Meet ‘James. B’, the fifty-something man who has called this place home for over 20 years. He is a squatter, who after serving seven years in the French Foreign Legion traveling the world, settled here at the Pont Louis Philippe in 1989.
This is the view from his Paris apartment…
Every summer, the Parisian motorists give way to the ‘Paris Plages’, temporary artificial beaches installed along the river Seine, which essentially transforms James’s home into a beachfront property in the centre of Paris. How many people can say that?!
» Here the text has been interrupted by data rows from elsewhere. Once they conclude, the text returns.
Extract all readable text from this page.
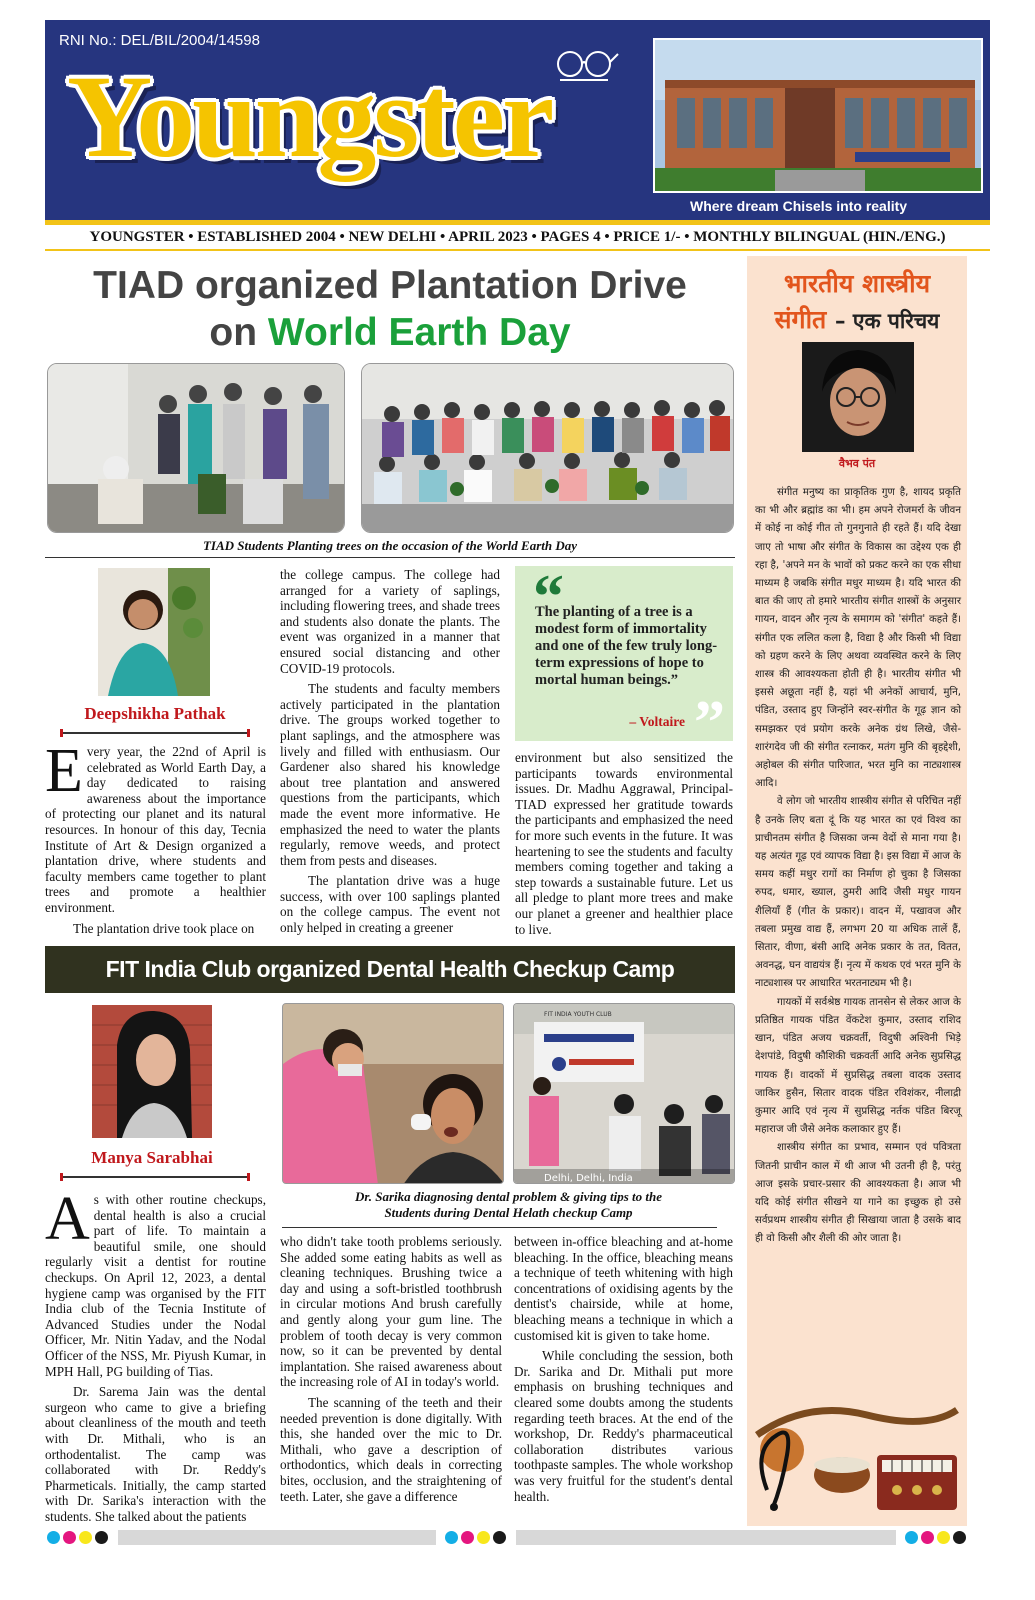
RNI No.: DEL/BIL/2004/14598
Youngster
Where dream Chisels into reality
YOUNGSTER • ESTABLISHED 2004 • NEW DELHI • APRIL 2023 • PAGES 4 • PRICE 1/- • MONTHLY BILINGUAL (HIN./ENG.)
TIAD organized Plantation Drive
on World Earth Day
TIAD Students Planting trees on the occasion of the World Earth Day
Deepshikha Pathak

Every year, the 22nd of April is celebrated as World Earth Day, a day dedicated to raising awareness about the importance of protecting our planet and its natural resources. In honour of this day, Tecnia Institute of Art & Design organized a plantation drive, where students and faculty members came together to plant trees and promote a healthier environment.

The plantation drive took place on

the college campus. The college had arranged for a variety of saplings, including flowering trees, and shade trees and students also donate the plants. The event was organized in a manner that ensured social distancing and other COVID-19 protocols.

The students and faculty members actively participated in the plantation drive. The groups worked together to plant saplings, and the atmosphere was lively and filled with enthusiasm. Our Gardener also shared his knowledge about tree plantation and answered questions from the participants, which made the event more informative. He emphasized the need to water the plants regularly, remove weeds, and protect them from pests and diseases.

The plantation drive was a huge success, with over 100 saplings planted on the college campus. The event not only helped in creating a greener

“
The planting of a tree is a modest form of immortality and one of the few truly long-term expressions of hope to mortal human beings.”
– Voltaire ”

environment but also sensitized the participants towards environmental issues. Dr. Madhu Aggrawal, Principal-TIAD expressed her gratitude towards the participants and emphasized the need for more such events in the future. It was heartening to see the students and faculty members coming together and taking a step towards a sustainable future. Let us all pledge to plant more trees and make our planet a greener and healthier place to live.

FIT India Club organized Dental Health Checkup Camp
Manya Sarabhai
Delhi, Delhi, India
FIT INDIA YOUTH CLUB
Dr. Sarika diagnosing dental problem & giving tips to the
Students during Dental Helath checkup Camp

As with other routine checkups, dental health is also a crucial part of life. To maintain a beautiful smile, one should regularly visit a dentist for routine checkups. On April 12, 2023, a dental hygiene camp was organised by the FIT India club of the Tecnia Institute of Advanced Studies under the Nodal Officer, Mr. Nitin Yadav, and the Nodal Officer of the NSS, Mr. Piyush Kumar, in MPH Hall, PG building of Tias.

Dr. Sarema Jain was the dental surgeon who came to give a briefing about cleanliness of the mouth and teeth with Dr. Mithali, who is an orthodentalist. The camp was collaborated with Dr. Reddy's Pharmeticals. Initially, the camp started with Dr. Sarika's interaction with the students. She talked about the patients

who didn't take tooth problems seriously. She added some eating habits as well as cleaning techniques. Brushing twice a day and using a soft-bristled toothbrush in circular motions And brush carefully and gently along your gum line. The problem of tooth decay is very common now, so it can be prevented by dental implantation. She raised awareness about the increasing role of AI in today's world.

The scanning of the teeth and their needed prevention is done digitally. With this, she handed over the mic to Dr. Mithali, who gave a description of orthodontics, which deals in correcting bites, occlusion, and the straightening of teeth. Later, she gave a difference

between in-office bleaching and at-home bleaching. In the office, bleaching means a technique of teeth whitening with high concentrations of oxidising agents by the dentist's chairside, while at home, bleaching means a technique in which a customised kit is given to take home.

While concluding the session, both Dr. Sarika and Dr. Mithali put more emphasis on brushing techniques and cleared some doubts among the students regarding teeth braces. At the end of the workshop, Dr. Reddy's pharmaceutical collaboration distributes various toothpaste samples. The whole workshop was very fruitful for the student's dental health.

भारतीय शास्त्रीय
संगीत – एक परिचय
वैभव पंत

संगीत मनुष्य का प्राकृतिक गुण है, शायद प्रकृति का भी और ब्रह्मांड का भी। हम अपने रोजमर्रा के जीवन में कोई ना कोई गीत तो गुनगुनाते ही रहते हैं। यदि देखा जाए तो भाषा और संगीत के विकास का उद्देश्य एक ही रहा है, 'अपने मन के भावों को प्रकट करने का एक सीधा माध्यम है जबकि संगीत मधुर माध्यम है। यदि भारत की बात की जाए तो हमारे भारतीय संगीत शास्त्रों के अनुसार गायन, वादन और नृत्य के समागम को 'संगीत' कहते हैं। संगीत एक ललित कला है, विद्या है और किसी भी विद्या को ग्रहण करने के लिए अथवा व्यवस्थित करने के लिए शास्त्र की आवश्यकता होती ही है। भारतीय संगीत भी इससे अछूता नहीं है, यहां भी अनेकों आचार्य, मुनि, पंडित, उस्ताद हुए जिन्होंने स्वर-संगीत के गूढ़ ज्ञान को समझकर एवं प्रयोग करके अनेक ग्रंथ लिखे, जैसे-शारंगदेव जी की संगीत रत्नाकर, मतंग मुनि की बृहद्देशी, अहोबल की संगीत पारिजात, भरत मुनि का नाट्यशास्त्र आदि।

वे लोग जो भारतीय शास्त्रीय संगीत से परिचित नहीं है उनके लिए बता दूं कि यह भारत का एवं विश्व का प्राचीनतम संगीत है जिसका जन्म वेदों से माना गया है। यह अत्यंत गूढ़ एवं व्यापक विद्या है। इस विद्या में आज के समय कहीं मधुर रागों का निर्माण हो चुका है जिसका रुपद, धमार, ख्याल, ठुमरी आदि जैसी मधुर गायन शैलियाँ हैं (गीत के प्रकार)। वादन में, पखावज और तबला प्रमुख वाद्य हैं, लगभग 20 या अधिक तालें हैं, सितार, वीणा, बंसी आदि अनेक प्रकार के तत, वितत, अवनद्ध, घन वाद्ययंत्र हैं। नृत्य में कथक एवं भरत मुनि के नाट्यशास्त्र पर आधारित भरतनाट्यम भी है।

गायकों में सर्वश्रेष्ठ गायक तानसेन से लेकर आज के प्रतिष्ठित गायक पंडित वेंकटेश कुमार, उस्ताद राशिद खान, पंडित अजय चक्रवर्ती, विदुषी अश्विनी भिड़े देशपांडे, विदुषी कौशिकी चक्रवर्ती आदि अनेक सुप्रसिद्ध गायक हैं। वादकों में सुप्रसिद्ध तबला वादक उस्ताद जाकिर हुसैन, सितार वादक पंडित रविशंकर, नीलाद्री कुमार आदि एवं नृत्य में सुप्रसिद्ध नर्तक पंडित बिरजू महाराज जी जैसे अनेक कलाकार हुए हैं।

शास्त्रीय संगीत का प्रभाव, सम्मान एवं पवित्रता जितनी प्राचीन काल में थी आज भी उतनी ही है, परंतु आज इसके प्रचार-प्रसार की आवश्यकता है। आज भी यदि कोई संगीत सीखने या गाने का इच्छुक हो उसे सर्वप्रथम शास्त्रीय संगीत ही सिखाया जाता है उसके बाद ही वो किसी और शैली की ओर जाता है।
James built his makeshift Parisian apartment with his friend Marco over the years, adding furniture they found and decorating it in a kitschy style. It’s assumed the 50 square metre space previously served as a storage place for road maintenance, but James is living in what is now being referred to as a ‘tolerated squat’.
The mayor of Paris himself has visited James in his humble abode twice, passing by at the seasonal opening of the Paris beaches. For electricity, the city has offered him a helping hand and authorised him to connect to the network for free. He lacks water but uses public washrooms and fills up water containers from a tap on the Ile Saint Louis, the island that sits just opposite from James’ doorstep, counted amongst the most expensive real estate in the world.
For a small contribution, James will give quick tours of his riverside Paris apartment, as if it were a little museum. One summer, he managed to collect up to 1000 euros.
In the winter, it leaks when it rains and when the river floods, James has to sleep in a nearby hut. It’s not ideal by any standards, “but it’s not bad to have a roof,” says James, who wonders how much longer he’ll be able to stay as the mayor makes plans to eradicate substandard housing.